Earlier this month, the election of independent Marshall Simien, Jr. to the Lake Charles mayoralty marked a curious outlier to recent success that Republicans and white candidates generally have had in Louisiana’s largest cities, and may flash a warning signal to them.
Simien defeated two-term incumbent Republican Nic Hunter in the May 3 runoff. While Hunter’s proportion of the vote barely increased from what he gathered in the Mar. 29 general election, Simien’s essentially corralled support from all others, making up more than an 18-percentage point gap. Hunter is white while Simien, who among other elected and appointed positions in government served a couple of terms on the City Council prior to a previous mayoral run in 2017, is black.
Until May, Republicans had hit their high-water mark in executive control of the ten most populated cities (in a trio of cases, consolidated with the parish) in the state. While New Orleans had a Democrat as mayor, all of Baton Rouge, Shreveport, Lafayette, St. George (newly a city with an elected mayor as of March), Lake Charles, Kenner and Bossier City – second through eighth in population – had Republican chief executives. Monroe had an independent and Alexandria a Democrat.

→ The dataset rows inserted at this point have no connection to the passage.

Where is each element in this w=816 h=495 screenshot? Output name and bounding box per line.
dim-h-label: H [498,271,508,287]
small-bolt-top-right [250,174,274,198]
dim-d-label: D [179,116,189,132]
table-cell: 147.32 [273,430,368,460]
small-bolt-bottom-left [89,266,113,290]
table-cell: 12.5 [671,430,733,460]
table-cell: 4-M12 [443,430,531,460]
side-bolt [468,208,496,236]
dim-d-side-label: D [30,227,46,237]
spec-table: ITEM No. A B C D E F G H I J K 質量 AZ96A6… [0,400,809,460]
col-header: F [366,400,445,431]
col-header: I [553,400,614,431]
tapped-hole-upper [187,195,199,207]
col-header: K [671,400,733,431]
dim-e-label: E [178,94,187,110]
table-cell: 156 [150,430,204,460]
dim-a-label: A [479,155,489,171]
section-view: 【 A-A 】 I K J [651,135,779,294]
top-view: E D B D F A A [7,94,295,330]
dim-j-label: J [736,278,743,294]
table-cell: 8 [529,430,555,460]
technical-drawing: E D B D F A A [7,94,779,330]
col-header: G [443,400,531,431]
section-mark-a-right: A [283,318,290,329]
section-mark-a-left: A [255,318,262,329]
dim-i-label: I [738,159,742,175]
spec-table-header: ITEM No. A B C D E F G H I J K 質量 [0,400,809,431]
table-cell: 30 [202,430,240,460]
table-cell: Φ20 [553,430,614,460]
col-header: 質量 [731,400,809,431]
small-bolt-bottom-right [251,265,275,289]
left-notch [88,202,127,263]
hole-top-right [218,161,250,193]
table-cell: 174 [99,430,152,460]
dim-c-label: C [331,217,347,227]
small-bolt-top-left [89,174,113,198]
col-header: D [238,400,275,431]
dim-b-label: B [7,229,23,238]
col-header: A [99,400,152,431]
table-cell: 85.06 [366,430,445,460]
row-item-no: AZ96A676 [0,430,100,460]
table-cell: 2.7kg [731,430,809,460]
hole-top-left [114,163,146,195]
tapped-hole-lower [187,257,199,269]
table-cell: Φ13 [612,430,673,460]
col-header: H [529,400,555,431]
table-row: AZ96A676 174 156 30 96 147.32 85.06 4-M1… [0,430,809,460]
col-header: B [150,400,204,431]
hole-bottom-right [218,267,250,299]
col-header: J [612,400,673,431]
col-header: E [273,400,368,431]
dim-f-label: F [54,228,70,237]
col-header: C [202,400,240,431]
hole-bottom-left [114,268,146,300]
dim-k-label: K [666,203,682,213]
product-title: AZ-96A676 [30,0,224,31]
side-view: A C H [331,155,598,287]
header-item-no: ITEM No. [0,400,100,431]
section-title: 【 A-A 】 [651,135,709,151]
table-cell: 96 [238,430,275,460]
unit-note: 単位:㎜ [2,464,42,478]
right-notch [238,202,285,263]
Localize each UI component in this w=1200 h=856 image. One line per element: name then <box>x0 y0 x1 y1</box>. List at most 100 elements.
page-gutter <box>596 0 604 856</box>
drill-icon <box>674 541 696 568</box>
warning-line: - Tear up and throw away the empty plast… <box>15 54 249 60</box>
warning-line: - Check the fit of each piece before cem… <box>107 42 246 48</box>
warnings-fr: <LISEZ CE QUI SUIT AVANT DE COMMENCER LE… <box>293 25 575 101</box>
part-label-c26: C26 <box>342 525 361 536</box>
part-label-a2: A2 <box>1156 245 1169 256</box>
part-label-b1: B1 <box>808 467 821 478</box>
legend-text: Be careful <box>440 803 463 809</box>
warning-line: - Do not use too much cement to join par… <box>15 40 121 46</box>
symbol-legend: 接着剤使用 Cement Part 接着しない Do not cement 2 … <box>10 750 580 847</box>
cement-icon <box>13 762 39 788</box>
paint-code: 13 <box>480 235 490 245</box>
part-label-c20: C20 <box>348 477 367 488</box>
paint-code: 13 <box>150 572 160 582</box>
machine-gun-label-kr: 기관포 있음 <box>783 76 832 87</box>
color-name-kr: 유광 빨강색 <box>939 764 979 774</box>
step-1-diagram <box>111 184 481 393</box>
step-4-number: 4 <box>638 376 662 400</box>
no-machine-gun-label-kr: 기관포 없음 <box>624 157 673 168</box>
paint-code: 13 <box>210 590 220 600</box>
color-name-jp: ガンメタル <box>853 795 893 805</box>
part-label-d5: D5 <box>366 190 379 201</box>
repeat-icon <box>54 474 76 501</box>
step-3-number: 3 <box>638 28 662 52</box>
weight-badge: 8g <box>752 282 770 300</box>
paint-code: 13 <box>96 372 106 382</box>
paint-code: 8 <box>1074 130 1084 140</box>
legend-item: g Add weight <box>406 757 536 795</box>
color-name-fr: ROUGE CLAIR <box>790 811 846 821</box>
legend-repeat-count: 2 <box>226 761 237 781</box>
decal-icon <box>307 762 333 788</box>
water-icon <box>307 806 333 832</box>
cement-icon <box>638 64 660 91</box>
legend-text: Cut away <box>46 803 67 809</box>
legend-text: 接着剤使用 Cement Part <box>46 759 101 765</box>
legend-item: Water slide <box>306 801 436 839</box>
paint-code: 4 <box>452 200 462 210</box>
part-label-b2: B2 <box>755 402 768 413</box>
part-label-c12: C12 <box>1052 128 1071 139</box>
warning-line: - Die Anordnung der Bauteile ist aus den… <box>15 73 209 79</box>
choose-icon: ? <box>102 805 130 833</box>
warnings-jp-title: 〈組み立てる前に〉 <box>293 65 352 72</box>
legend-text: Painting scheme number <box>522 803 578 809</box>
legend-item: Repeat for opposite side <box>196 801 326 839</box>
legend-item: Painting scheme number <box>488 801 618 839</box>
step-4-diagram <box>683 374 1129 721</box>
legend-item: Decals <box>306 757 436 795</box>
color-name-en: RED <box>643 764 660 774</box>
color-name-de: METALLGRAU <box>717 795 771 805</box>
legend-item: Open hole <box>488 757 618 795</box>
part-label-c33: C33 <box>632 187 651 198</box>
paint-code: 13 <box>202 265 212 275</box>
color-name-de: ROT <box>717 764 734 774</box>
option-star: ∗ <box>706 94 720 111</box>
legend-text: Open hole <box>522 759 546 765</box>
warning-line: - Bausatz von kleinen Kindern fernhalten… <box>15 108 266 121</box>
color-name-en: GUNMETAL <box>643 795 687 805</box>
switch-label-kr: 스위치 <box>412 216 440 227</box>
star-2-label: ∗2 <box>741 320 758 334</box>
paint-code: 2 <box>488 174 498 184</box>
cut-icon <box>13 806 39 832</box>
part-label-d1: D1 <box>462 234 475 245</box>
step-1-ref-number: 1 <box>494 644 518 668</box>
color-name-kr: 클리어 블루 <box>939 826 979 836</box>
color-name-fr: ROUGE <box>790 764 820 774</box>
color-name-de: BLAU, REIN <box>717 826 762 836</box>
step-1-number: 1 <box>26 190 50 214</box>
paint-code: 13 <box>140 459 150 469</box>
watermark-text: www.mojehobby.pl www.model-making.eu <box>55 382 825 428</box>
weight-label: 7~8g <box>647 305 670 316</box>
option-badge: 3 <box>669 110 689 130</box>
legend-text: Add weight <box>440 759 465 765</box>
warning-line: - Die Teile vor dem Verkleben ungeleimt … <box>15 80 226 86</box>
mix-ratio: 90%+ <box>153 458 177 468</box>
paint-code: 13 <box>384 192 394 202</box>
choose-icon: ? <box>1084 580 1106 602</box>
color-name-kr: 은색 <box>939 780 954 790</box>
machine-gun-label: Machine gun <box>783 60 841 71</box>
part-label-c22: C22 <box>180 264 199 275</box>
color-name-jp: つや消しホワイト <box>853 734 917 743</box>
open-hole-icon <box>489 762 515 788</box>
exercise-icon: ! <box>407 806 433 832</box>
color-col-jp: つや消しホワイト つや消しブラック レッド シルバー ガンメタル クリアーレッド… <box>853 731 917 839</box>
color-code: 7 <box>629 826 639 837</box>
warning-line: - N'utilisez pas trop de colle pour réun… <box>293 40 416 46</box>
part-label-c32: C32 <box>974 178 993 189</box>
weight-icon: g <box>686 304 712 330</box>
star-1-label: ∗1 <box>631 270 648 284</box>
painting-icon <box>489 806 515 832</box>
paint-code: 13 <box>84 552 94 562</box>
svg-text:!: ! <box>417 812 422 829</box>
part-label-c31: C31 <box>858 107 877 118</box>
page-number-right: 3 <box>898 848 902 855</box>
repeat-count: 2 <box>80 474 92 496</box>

Somewhat related and interestingly, as of that time all of these cities, save New Orleans, had white mayors. This was the case even as Baton Rouge, Shreveport, Monroe, and Alexandria had majority black populations (Baton Rouge’s included parish residents not in other cities), all of whom have taken office within the past five years.
And Lake Charles, which had been the case as well in 2021 when Hunter easily won reelection and 2017 when Simien – running as a Democrat – barely missed the runoff and Hunter defeated another well-known area black politician in the runoff, Democrat state Rep. Wilford Carter, Sr. (then a retired judge). As is typical in Louisiana major cities, whites disproportionately register to vote compared to blacks (except in Orleans, where they tend to be more at parity), and in Lake Charles for the most recent elections white slightly outnumbered blacks in the electorate.
But the problem for Hunter was the timing especially of this contest. In recent years, voter dynamics have shifted where higher-stimulus contests disproportionately have turned out Republicans, and the Mar. 29 ballot had only statewide constitutional amendments on them besides local contests. This would cut turnout to nearly half of what it had been only months earlier for the presidential election. Worse, Democrats mobilized more effectively than Republicans in opposition of the amendments.
Hunter, and Lake Charles under his watch, had much going for him. After hitting a population high of around 78,000 in the 1970s, numbers slowly deteriorated so that it was around 71,000 by 2010. But by completion of Hunter’s first three years in office, it jumped to over 84,000 and induced an upswing in tax revenues. The city also under his leadership developed the strongest balance sheet of the state’s major cities, with a debt load substantially below all others even with the fastest population growth. (Contrast this with Bossier City, whose debt over the previous two decades spiraled out of control to end up several times per capita of Lake Charles’, even though it hardly grew in population.) Its property tax rate was at the bottom end of the state’s major cities and its sales tax rate was in line with those cities’ rates.
So, even though Hunter had perhaps the best growth record of mayor or a large city in the state, demography and outside issues worked against him. Simien, despite the label he ran under this time as a ploy to pick up unaware non-leftists – make no mistake, he espoused solidly liberal issue preferences some contrary to Hunter’s agenda that had brought development success and received a raft of endorsement from far left political figures and interest groups – was the Democrat in the race and black that would mobilize and attract disproportionately the majority black voters in the city.
In retrospect, Hunter lost the race when he didn’t win outright. Clearly differential turnout hurt him as white turnout barely exceeded black and Democrat turnout barely exceeded Republican, and the crucial group was white Democrats that in Louisiana have increasingly become supporters of leftist candidates (and will become more so now that closed primaries exist for federal and some state elections).
And, strangely, he may have been victim of his own successes, for unless an issue comes about that galvanizes a majority made complacent by economic success, they disproportionately tune out elections when they feel satisfied by conditions. By contrast, Simien rallied his black Democrat base by a redistributive pitch that majority black areas of the city had missed out on the city’s success. Runoff turnout hardly improved but highly disproportionately favored blacks, and even white Democrats turned out in higher proportions than did white Republicans.
In reviewing the white mayors who won in majority-black cities over the past five years, all prevailed in cities in decline with previous black mayors who had courted controversy in one form or another. Hunter’s position was different as the incumbent when the city became majority-black in population with no foil relative to previous recent city governance.
This may signal rough waters ahead for these mayors, in that they may have limits to the kind of turnarounds needed to convince voters of their reelections, if Hunter couldn’t do that with his considerable record. Then again, Monroe independent Friday Ellis improved on his electoral outcome with his reelection last year, so it’s not an impossible task. Shreveport and Alexandria election are first up to the plate next fall.